Why Mobility Matters to Our Personal Lives

In a new policy brief, Reason Foundation's Ted Balaker examines what the ability to get around town quickly means to our professional and personal lives.

2 minute read

July 17, 2007, 1:00 PM PDT

By Chris Steins @planetizen


"The average person can walk about four miles per hour, but cars can easily travel on arterial streets at 30 miles per hour. It's a substantial increase in speed, but the impact may be even greater than it seems. A person who walks for an hour has access to 50 square miles, but someone who drives at 30 miles per hour for 60 minutes has access to 2,827 square miles. In other words, the driver's opportunity circle is more than 56 times as large as the walker's. And when conditions permit, motorists may drive much faster on highways, thus expanding opportunity circles even more...

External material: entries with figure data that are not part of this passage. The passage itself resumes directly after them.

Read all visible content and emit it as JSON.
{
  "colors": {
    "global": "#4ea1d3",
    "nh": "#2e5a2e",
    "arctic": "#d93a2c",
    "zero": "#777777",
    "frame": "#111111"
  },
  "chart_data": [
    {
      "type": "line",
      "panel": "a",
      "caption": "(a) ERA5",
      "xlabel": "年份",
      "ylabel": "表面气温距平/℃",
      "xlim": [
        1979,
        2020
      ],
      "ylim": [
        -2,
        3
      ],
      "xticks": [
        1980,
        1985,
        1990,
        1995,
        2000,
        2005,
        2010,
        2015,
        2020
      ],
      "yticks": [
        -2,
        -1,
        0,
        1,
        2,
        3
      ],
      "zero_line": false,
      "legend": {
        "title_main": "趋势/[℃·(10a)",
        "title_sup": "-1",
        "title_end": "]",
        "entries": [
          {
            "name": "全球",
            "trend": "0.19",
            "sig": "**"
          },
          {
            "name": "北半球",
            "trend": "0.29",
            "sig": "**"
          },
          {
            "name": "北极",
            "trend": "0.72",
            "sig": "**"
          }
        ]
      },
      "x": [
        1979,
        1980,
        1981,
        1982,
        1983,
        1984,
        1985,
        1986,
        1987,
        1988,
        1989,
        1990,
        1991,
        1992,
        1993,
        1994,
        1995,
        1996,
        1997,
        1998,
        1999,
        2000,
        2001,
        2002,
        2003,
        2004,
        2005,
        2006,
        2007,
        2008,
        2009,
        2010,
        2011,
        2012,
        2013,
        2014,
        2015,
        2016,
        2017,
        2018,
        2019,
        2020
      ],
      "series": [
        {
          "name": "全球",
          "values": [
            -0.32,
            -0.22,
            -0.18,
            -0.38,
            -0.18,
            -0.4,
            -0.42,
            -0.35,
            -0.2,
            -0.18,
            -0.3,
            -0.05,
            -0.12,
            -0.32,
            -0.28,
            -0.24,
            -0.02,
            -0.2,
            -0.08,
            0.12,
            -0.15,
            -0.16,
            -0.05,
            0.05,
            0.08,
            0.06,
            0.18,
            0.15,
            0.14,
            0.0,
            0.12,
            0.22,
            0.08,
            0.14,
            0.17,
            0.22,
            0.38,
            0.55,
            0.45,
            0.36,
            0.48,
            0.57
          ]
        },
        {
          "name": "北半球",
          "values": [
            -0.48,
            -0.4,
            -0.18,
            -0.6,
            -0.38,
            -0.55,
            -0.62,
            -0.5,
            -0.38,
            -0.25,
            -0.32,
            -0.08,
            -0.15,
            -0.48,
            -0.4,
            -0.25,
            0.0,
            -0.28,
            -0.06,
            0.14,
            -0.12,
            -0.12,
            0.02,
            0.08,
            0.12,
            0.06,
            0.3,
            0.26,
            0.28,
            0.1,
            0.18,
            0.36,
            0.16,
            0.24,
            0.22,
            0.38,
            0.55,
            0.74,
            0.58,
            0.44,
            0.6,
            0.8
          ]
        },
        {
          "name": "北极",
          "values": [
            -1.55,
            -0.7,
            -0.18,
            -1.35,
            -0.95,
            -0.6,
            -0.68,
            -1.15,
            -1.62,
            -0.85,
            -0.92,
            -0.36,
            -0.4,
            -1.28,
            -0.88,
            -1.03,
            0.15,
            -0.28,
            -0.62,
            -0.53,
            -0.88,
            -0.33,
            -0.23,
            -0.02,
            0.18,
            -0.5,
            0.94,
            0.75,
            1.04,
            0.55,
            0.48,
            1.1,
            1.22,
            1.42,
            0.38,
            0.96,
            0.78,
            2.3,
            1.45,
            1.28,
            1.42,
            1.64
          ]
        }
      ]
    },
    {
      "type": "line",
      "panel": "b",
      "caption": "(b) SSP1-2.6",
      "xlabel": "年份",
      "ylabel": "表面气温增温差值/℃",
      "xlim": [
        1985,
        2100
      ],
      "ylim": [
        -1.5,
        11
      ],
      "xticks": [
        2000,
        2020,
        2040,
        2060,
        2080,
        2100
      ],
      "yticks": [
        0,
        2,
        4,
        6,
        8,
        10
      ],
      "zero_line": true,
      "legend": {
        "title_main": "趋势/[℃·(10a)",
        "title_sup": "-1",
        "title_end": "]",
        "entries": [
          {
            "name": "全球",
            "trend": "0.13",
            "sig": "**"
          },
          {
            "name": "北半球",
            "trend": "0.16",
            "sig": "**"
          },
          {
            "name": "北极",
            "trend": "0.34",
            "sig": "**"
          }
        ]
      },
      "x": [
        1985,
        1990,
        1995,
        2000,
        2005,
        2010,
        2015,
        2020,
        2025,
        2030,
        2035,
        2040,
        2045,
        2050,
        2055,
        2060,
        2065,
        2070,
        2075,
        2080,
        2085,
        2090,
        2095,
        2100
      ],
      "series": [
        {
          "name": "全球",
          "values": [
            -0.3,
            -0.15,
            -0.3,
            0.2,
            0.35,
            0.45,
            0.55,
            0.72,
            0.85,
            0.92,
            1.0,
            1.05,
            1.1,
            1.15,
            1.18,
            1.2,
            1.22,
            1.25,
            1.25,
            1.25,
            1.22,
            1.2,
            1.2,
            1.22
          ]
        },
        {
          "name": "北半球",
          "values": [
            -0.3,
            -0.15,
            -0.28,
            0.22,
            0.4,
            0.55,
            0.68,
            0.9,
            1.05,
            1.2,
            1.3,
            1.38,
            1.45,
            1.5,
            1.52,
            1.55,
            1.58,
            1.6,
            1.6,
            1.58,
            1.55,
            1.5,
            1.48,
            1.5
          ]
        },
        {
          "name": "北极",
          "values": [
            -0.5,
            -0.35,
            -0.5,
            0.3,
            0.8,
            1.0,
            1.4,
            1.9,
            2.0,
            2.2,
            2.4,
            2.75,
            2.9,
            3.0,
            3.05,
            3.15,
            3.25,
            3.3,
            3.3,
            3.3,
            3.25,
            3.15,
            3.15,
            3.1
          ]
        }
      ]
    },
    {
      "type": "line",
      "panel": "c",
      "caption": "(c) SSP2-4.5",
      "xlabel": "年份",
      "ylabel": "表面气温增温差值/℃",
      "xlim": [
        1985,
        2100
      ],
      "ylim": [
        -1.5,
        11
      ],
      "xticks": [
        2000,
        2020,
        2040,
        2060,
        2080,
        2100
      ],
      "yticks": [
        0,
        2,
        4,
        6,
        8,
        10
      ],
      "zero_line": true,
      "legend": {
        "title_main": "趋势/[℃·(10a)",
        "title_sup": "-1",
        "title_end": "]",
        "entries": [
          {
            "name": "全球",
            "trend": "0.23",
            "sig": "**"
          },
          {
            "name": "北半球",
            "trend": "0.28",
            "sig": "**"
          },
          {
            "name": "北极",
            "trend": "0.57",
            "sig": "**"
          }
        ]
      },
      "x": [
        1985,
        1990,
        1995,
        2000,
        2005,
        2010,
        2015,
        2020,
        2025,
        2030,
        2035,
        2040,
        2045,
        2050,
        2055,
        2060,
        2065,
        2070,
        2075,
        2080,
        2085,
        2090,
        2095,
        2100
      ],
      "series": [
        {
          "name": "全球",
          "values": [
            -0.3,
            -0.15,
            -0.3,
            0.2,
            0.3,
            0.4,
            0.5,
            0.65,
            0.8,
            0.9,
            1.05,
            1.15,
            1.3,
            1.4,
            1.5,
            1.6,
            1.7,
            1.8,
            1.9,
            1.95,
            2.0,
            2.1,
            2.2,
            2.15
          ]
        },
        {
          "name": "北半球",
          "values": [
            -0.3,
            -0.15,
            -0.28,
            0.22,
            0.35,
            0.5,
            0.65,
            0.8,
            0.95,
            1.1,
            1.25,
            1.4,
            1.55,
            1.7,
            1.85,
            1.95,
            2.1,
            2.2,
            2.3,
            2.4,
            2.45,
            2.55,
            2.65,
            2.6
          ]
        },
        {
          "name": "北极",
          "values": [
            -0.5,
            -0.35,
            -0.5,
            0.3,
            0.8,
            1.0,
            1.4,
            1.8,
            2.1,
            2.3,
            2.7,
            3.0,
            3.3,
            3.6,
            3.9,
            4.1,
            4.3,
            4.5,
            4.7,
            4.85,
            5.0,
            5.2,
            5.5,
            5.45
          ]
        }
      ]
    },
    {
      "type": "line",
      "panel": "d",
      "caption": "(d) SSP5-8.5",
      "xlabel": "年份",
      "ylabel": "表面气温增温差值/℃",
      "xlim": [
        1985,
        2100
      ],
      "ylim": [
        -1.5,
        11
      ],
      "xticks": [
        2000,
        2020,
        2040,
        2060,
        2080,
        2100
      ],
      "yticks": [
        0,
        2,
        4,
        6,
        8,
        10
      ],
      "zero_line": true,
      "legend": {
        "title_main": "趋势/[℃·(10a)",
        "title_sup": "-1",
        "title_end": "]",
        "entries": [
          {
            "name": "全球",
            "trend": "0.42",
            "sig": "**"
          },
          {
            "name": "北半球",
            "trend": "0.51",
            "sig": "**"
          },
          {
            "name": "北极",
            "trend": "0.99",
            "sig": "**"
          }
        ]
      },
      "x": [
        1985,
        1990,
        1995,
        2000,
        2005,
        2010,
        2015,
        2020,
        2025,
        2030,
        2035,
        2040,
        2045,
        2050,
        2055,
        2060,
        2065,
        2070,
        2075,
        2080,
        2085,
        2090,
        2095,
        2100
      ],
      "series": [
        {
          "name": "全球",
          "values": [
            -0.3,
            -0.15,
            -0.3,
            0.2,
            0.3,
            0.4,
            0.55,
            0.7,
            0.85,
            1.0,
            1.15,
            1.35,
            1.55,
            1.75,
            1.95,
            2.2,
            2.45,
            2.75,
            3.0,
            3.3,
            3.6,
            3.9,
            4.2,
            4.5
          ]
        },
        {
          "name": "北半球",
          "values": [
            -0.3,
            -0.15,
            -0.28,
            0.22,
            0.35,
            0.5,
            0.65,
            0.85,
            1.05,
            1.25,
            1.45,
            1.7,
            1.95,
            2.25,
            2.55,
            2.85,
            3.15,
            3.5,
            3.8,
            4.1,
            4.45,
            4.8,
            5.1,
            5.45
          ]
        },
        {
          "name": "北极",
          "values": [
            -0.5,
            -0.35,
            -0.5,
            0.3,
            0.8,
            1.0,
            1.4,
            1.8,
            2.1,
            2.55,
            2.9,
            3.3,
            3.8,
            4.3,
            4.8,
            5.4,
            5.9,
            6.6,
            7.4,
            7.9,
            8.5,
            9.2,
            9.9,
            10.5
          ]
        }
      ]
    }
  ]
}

Yet, as they have always done, Americans will trade in their cars once a superior form of transportation comes along. Telecommuters already outnumber transit commuters in 27 of the top 50 metro areas, and telecommuting has already partially replaced cars for millions of American workers. And why not? Even with no traffic congestion and nothing but green lights, driving to work will never be as fast as the zero-minute commute that telecommuters enjoy. New technology has given us a new kind of mobility. Armed with cell phones, laptops and PDA's we can 'be' almost anywhere without crawling into a car, train or plane. But that should not diminish the importance of 'old-fashioned' mobility - moving people, parts, and products across physical space."